Building in Anglesey, Wales

Holyhead Market Hall, located in Holyhead, Anglesey, Wales, is a Grade II listed building built in 1855. It was commissioned by the local landowner and politician William Owen Stanley and built by J. Edwards Thomas. As well as housing the town's market it has historically been used as a law court, a military barracks, a mechanics' library and a boxing/wrestling venue. Located on the site of the old market cross and accessed from Stanley Street, the town's main throughfare, it was changed and improved in 1906. It is a two-storey building measuring 1,732 square metres and is built of local green shaley rubble with buff sandstone dressings and slate roofing. After 145 years of use the hall temporarily closed, then became a furniture store and, fittingly, a grocery store. The building was listed in 1992, "for its importance to Holyhead and as a prominent mid C19 town centre building with a well preserved facade."

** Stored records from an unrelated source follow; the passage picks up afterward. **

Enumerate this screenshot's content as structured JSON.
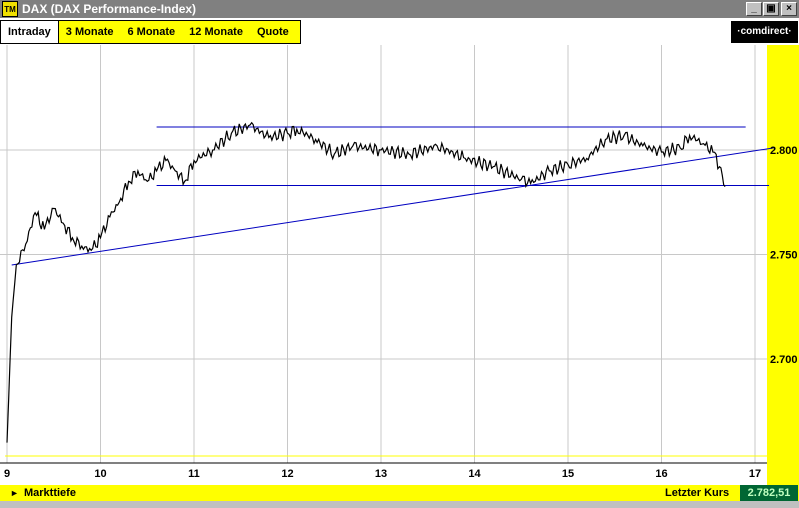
{
  "window": {
    "icon_text": "TM",
    "title": "DAX (DAX Performance-Index)",
    "minimize_glyph": "_",
    "maximize_glyph": "▣",
    "close_glyph": "×"
  },
  "tabs": [
    {
      "label": "Intraday",
      "active": true
    },
    {
      "label": "3 Monate",
      "active": false
    },
    {
      "label": "6 Monate",
      "active": false
    },
    {
      "label": "12 Monate",
      "active": false
    },
    {
      "label": "Quote",
      "active": false
    }
  ],
  "brand": {
    "logo_text": "·comdirect·"
  },
  "statusbar": {
    "markttiefe_label": "Markttiefe",
    "letzter_kurs_label": "Letzter Kurs",
    "letzter_kurs_value": "2.782,51"
  },
  "chart_data": {
    "type": "line",
    "x_ticks": [
      9,
      10,
      11,
      12,
      13,
      14,
      15,
      16,
      17
    ],
    "y_ticks": [
      {
        "value": 2700,
        "label": "2.700"
      },
      {
        "value": 2750,
        "label": "2.750"
      },
      {
        "value": 2800,
        "label": "2.800"
      }
    ],
    "xlim": [
      9,
      17.2
    ],
    "ylim": [
      2650,
      2850
    ],
    "grid": true,
    "baseline": 2658,
    "price": [
      [
        9.0,
        2660
      ],
      [
        9.05,
        2720
      ],
      [
        9.1,
        2745
      ],
      [
        9.2,
        2755
      ],
      [
        9.3,
        2770
      ],
      [
        9.4,
        2762
      ],
      [
        9.5,
        2772
      ],
      [
        9.6,
        2765
      ],
      [
        9.7,
        2758
      ],
      [
        9.8,
        2754
      ],
      [
        9.9,
        2752
      ],
      [
        10.0,
        2758
      ],
      [
        10.1,
        2768
      ],
      [
        10.2,
        2775
      ],
      [
        10.3,
        2785
      ],
      [
        10.4,
        2790
      ],
      [
        10.5,
        2785
      ],
      [
        10.6,
        2790
      ],
      [
        10.7,
        2795
      ],
      [
        10.8,
        2790
      ],
      [
        10.9,
        2785
      ],
      [
        11.0,
        2795
      ],
      [
        11.2,
        2800
      ],
      [
        11.4,
        2808
      ],
      [
        11.6,
        2812
      ],
      [
        11.8,
        2806
      ],
      [
        12.0,
        2808
      ],
      [
        12.1,
        2810
      ],
      [
        12.3,
        2805
      ],
      [
        12.5,
        2798
      ],
      [
        12.7,
        2802
      ],
      [
        13.0,
        2800
      ],
      [
        13.3,
        2798
      ],
      [
        13.6,
        2802
      ],
      [
        13.9,
        2796
      ],
      [
        14.2,
        2792
      ],
      [
        14.5,
        2786
      ],
      [
        14.6,
        2784
      ],
      [
        14.8,
        2790
      ],
      [
        15.0,
        2793
      ],
      [
        15.2,
        2796
      ],
      [
        15.4,
        2805
      ],
      [
        15.6,
        2807
      ],
      [
        15.8,
        2802
      ],
      [
        16.0,
        2799
      ],
      [
        16.2,
        2801
      ],
      [
        16.3,
        2807
      ],
      [
        16.45,
        2803
      ],
      [
        16.55,
        2799
      ],
      [
        16.62,
        2792
      ],
      [
        16.68,
        2782.51
      ]
    ],
    "trendlines": [
      {
        "from": [
          9.05,
          2745
        ],
        "to": [
          17.2,
          2801
        ]
      },
      {
        "from": [
          10.6,
          2811
        ],
        "to": [
          16.9,
          2811
        ]
      },
      {
        "from": [
          10.6,
          2783
        ],
        "to": [
          17.15,
          2783
        ]
      }
    ]
  }
}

After it stood empty for 15 years, becoming one of the most "dilapidated civic buildings in Wales," the Isle of Anglesey County Council gained control of the building via a compulsory purchase order. The council then restored it with funding from the National Assembly for Wales and the National Lottery Heritage Fund. Opening in September 2019, the building now houses the town's library as well as meeting rooms available to rent by local interest groups and businesses. In 2020 the project won a Royal Institution of Chartered Surveyors Social Impact Award, with judges from the Institution stating: "The revitalising of Holyhead Market Hall has not only conserved a landmark building in Holyhead, but has also provided a much need[ed] social facility with a diverse range of activities. The remodelling of the building in a way that also retains and presents the archaeology and historic features of the building is impressive."